L’intelligenza artificiale effettua un’enorme quantità di calcoli. Per farli, ha bisogno di così tanta elettricità che, viste le proiezioni per i prossimi 5 o 6 anni, le grandi aziende statunitensi dell’informatica stanno letteralmente dotandosi di centrali nucleari.
Per dissipare il conseguente calore, i data center vanno raffreddati. Un anno fa si pensava ottimisticamente che nel 2026, a livello globale, ogni anno sarebbe stata sufficiente l’acqua consumata da mezza Gran Bretagna.
Quei calcoli erano basati sul funzionamento di ChatGPT3, che elabora 175 miliardi di parametri: le serve mezzo litro di acqua per rispondere a 20-50 domande.
Ora è già arrivata chatGPT4. Mancano studi complessivi, ma già si sa che mezzo litro d’acqua le basta per scrivere soltanto una mail da cento parole. I calcoli globali saranno da rifare di conseguenza.
Quanto all’energia, nel 2023 i data center di tutto il mondo hanno consumato 15 TWh. Si stima che quest’anno consumeranno 46 TWh, dei quali 8 per le sole AI.
Si stima anche che i consumi per le sole AI saliranno a 52 TWh nel 2026 e addirittura a 625 TWh nel 2030: il doppio dei consumi italiani.
In vista di questo, Microsoft, Google ed Amazon hanno perfezionato vari contratti atomici quasi contemporaneamente, poche settimane fa. Ci vorranno molti anni prima che le forniture di energia nucleare diventino effettive. La mossa indica quanto è atteso in perdurante crescita il fabbisogno di energia elettrica.
Microsoft si è accordata con Constellation Energy per riaprire la centrale nucleare di Three Miles Island (Pennsylvania, USA). Fu teatro nel 1979 di un parziale meltdown nel reattore 2.
L’accordo prevede la riapertura del reattore 1, spento nel 2019. Verrà ripristinato con una spesa prevista di 1,6 miliardi. Tornerà in produzione nel 2028 e produrrà per Microsoft 835 MW di energia: una quantità che sarebbe sufficiente ai bisogni di 800.000 abitazioni.
Mesi fa Amazon ha acquistato il data center annesso alla centrale nucleare di Susquehanna (Pennsylvania), nella prospettiva di farlo funzionare con 460 o 960 MW di energia prodotta dalla centrale stessa.
Ora ha annunciato la firma di altri tre contratti nucleari (si parla di 500 mila dollari) attraverso i quali essa stessa investe nella costruzione di mini reattori nucleari SMR per avere, fra qualche anno, 620 o 1260 MW di energia. Dipenderà dai suoi bisogni – e se mai gli SMR raggiungeranno la maturità tecnologica e la scala industriale necessaria, cosa sulla quale vi sono seri dubbi.
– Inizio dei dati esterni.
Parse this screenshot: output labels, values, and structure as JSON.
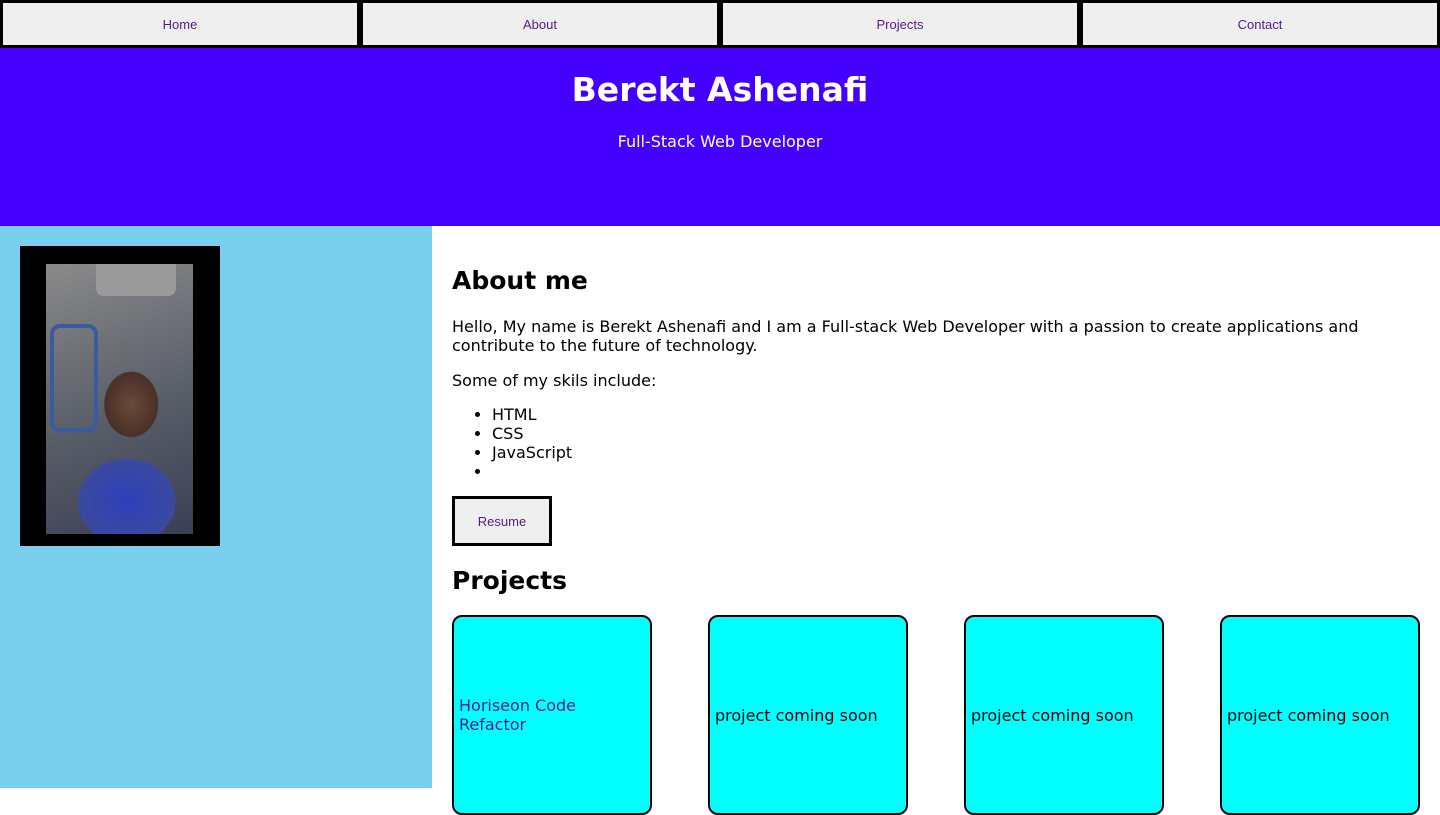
{
  "nav": {
    "items": [
      {
        "label": "Home"
      },
      {
        "label": "About"
      },
      {
        "label": "Projects"
      },
      {
        "label": "Contact"
      }
    ]
  },
  "header": {
    "title": "Berekt Ashenafi",
    "subtitle": "Full-Stack Web Developer"
  },
  "sidebar": {
    "photo_icon": "profile-photo"
  },
  "about": {
    "heading": "About me",
    "text": "Hello, My name is Berekt Ashenafi and I am a Full-stack Web Developer with a passion to create applications and contribute to the future of technology.",
    "skills_intro": "Some of my skils include:",
    "skills": [
      "HTML",
      "CSS",
      "JavaScript",
      ""
    ],
    "resume_label": "Resume"
  },
  "projects": {
    "heading": "Projects",
    "cards": [
      {
        "label": "Horiseon Code Refactor"
      },
      {
        "label": "project coming soon"
      },
      {
        "label": "project coming soon"
      },
      {
        "label": "project coming soon"
      }
    ]
  },
  "colors": {
    "header_bg": "#4400ff",
    "sidebar_bg": "#7acfee",
    "card_bg": "#00ffff",
    "link": "#551a8b"
  }
}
Gli SMR (Small Modular Reactors) hanno potenza inferiore a 1 MW e ultimamente sono molto apprezzati anche dall’UE. Fra i compiti del commissario entrante Jorgensen c’è quello di farli decollare.
Benché se ne parli da decenni, gli SMR ancora non esistono, fatti salvi quelli dei sottomarini militari. Fanno eccezione due soli impianti in tutto il mondo, situati in Russia e in Cina.
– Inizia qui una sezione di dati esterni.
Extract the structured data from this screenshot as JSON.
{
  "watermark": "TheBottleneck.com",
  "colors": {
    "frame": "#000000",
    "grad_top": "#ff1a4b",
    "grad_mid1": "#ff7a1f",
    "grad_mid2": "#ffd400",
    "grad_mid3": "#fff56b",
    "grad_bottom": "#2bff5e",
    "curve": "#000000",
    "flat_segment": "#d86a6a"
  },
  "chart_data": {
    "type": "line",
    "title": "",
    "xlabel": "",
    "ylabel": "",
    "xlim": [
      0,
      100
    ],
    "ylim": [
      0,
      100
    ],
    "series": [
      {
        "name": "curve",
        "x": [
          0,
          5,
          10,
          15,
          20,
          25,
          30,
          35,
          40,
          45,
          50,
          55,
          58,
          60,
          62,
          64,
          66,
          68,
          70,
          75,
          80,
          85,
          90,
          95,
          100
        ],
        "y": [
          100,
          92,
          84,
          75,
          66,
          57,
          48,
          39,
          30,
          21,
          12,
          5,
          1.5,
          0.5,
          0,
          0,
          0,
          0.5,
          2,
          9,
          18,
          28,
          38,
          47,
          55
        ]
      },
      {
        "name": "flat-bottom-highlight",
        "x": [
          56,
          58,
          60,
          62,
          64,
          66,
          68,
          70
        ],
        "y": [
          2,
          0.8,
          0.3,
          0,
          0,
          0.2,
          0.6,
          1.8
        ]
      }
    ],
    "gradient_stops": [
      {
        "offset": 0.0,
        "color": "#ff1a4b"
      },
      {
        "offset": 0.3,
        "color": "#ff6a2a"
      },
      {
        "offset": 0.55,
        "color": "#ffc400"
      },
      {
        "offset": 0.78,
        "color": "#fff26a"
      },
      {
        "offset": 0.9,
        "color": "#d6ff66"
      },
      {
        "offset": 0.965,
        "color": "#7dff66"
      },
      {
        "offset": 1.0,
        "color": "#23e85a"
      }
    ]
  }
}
I pochissimi esemplari in costruzione hanno costi crescenti e fuori controllo. I problemi di scorie e sicurezza sono uguali a quelli degli impianti tradizionali.
Dal canto suo, Google ha stretto un accordo con Kairos Energy per acquistare complessivamente 500 MW di energia nucleare prodotta da un imprecisato numero di piccoli reattori nucleari SMR, il primo dei quali è atteso in funzione nel 2030 negli USA. Le cifre e la durata del contratto non sono note.
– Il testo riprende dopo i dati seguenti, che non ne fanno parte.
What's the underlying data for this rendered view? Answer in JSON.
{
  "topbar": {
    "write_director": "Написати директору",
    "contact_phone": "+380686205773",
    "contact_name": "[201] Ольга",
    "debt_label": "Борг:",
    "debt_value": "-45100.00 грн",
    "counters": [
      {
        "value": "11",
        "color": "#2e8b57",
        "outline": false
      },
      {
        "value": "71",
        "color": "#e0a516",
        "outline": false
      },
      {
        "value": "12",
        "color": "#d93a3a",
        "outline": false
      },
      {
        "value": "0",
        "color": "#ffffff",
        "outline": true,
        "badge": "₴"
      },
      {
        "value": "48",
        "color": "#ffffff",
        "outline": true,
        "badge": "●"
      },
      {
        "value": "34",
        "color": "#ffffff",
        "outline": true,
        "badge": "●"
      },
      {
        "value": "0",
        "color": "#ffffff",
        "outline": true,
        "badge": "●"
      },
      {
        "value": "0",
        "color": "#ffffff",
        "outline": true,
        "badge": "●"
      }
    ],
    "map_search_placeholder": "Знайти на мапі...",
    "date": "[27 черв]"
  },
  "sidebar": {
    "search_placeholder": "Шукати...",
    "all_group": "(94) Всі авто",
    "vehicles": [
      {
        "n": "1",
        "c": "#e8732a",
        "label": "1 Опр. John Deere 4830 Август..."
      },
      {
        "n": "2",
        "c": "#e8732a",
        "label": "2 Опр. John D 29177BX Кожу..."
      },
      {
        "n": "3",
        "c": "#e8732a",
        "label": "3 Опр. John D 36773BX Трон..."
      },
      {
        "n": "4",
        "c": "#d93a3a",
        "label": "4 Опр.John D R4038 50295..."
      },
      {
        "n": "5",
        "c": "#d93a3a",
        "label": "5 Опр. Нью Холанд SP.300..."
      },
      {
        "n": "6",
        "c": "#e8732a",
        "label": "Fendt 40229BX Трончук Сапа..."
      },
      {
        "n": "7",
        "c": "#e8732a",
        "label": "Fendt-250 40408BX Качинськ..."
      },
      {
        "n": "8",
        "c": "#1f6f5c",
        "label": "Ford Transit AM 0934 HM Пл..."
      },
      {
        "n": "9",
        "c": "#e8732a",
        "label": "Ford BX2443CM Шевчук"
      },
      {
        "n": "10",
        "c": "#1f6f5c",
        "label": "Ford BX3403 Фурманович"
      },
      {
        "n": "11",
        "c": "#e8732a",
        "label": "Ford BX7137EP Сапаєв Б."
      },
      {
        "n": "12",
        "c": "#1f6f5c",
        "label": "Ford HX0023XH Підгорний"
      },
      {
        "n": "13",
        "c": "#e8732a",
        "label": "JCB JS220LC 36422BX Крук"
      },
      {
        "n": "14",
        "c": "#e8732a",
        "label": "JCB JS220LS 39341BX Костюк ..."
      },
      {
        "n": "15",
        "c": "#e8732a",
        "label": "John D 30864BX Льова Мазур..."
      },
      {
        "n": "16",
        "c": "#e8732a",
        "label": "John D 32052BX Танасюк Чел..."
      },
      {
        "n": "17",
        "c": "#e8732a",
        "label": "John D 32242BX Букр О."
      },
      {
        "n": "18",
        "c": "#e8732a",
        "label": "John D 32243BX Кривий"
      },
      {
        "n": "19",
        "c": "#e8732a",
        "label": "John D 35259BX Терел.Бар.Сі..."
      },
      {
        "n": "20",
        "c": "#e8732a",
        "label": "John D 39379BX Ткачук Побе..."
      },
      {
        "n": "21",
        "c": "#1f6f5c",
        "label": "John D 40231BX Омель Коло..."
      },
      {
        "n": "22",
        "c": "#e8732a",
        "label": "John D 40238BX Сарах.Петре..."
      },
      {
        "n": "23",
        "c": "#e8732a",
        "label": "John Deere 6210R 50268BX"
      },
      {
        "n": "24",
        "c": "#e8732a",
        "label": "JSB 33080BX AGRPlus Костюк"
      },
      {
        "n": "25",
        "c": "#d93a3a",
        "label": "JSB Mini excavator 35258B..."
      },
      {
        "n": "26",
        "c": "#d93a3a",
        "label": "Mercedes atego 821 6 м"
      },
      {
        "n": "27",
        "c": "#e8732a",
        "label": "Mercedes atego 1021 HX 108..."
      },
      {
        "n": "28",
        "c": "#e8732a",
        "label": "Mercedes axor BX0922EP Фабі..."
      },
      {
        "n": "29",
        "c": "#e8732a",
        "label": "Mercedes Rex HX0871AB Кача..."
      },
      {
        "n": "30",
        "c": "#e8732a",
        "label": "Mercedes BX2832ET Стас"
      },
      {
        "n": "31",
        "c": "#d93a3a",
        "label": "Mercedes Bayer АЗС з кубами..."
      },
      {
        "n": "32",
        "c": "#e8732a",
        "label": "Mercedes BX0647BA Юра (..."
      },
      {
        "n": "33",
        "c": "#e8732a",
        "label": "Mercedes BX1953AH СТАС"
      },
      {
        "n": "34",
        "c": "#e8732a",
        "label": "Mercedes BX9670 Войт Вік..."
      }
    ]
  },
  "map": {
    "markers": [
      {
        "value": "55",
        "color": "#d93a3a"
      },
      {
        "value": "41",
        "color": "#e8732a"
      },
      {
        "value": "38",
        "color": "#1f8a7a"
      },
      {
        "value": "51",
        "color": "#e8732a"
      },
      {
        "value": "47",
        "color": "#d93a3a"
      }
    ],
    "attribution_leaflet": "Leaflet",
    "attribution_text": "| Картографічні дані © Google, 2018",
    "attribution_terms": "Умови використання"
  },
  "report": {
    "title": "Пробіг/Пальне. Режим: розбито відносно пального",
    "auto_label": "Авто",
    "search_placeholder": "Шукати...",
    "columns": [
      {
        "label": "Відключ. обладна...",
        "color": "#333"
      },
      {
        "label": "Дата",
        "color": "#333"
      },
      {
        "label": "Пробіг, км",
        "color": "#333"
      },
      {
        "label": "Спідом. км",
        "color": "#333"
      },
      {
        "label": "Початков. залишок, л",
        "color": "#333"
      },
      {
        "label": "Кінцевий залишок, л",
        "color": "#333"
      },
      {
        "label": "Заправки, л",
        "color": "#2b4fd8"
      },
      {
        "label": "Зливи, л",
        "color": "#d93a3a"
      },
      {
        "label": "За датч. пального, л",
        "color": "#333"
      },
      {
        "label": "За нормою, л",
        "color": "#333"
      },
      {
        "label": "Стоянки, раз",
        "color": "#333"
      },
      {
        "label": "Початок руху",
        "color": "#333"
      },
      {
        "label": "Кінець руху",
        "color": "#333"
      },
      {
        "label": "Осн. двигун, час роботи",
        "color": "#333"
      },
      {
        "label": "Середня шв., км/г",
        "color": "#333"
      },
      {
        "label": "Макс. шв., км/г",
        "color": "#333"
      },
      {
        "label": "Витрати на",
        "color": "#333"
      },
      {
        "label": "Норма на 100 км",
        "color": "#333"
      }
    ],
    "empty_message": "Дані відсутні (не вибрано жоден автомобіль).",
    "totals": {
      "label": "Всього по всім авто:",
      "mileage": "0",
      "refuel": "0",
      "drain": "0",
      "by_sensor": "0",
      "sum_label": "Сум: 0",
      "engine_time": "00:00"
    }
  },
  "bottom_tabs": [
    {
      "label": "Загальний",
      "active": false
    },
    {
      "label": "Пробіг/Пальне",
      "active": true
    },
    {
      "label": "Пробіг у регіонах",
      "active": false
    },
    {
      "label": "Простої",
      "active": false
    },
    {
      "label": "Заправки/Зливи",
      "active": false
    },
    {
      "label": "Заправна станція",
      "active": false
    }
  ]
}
Tutto questo significa che stiamo avviandoci verso una transizione digitale ed ecologica con l’energia nucleare e con l’AI che fa concorrenza agli esseri umani per usare l’acqua, sempre più scarsa e preziosa anche a causa dei cambiamenti climatici che rendono imprevedibili ed estremi i fenomeni meteo.
È questo il futuro che vogliamo? Sottrarre energia agli esseri umani per alimentare l’Intelligenza artificiale?
Bisognerebbe agire ora, altrimenti – anziché governare gli eventi – ne finiremo travolti come troppe volte è accaduto nella storia umana che si fa incantare dalle meraviglie della evoluzione tecnologica non valutandone mai per tempo i frequenti effetti collaterali.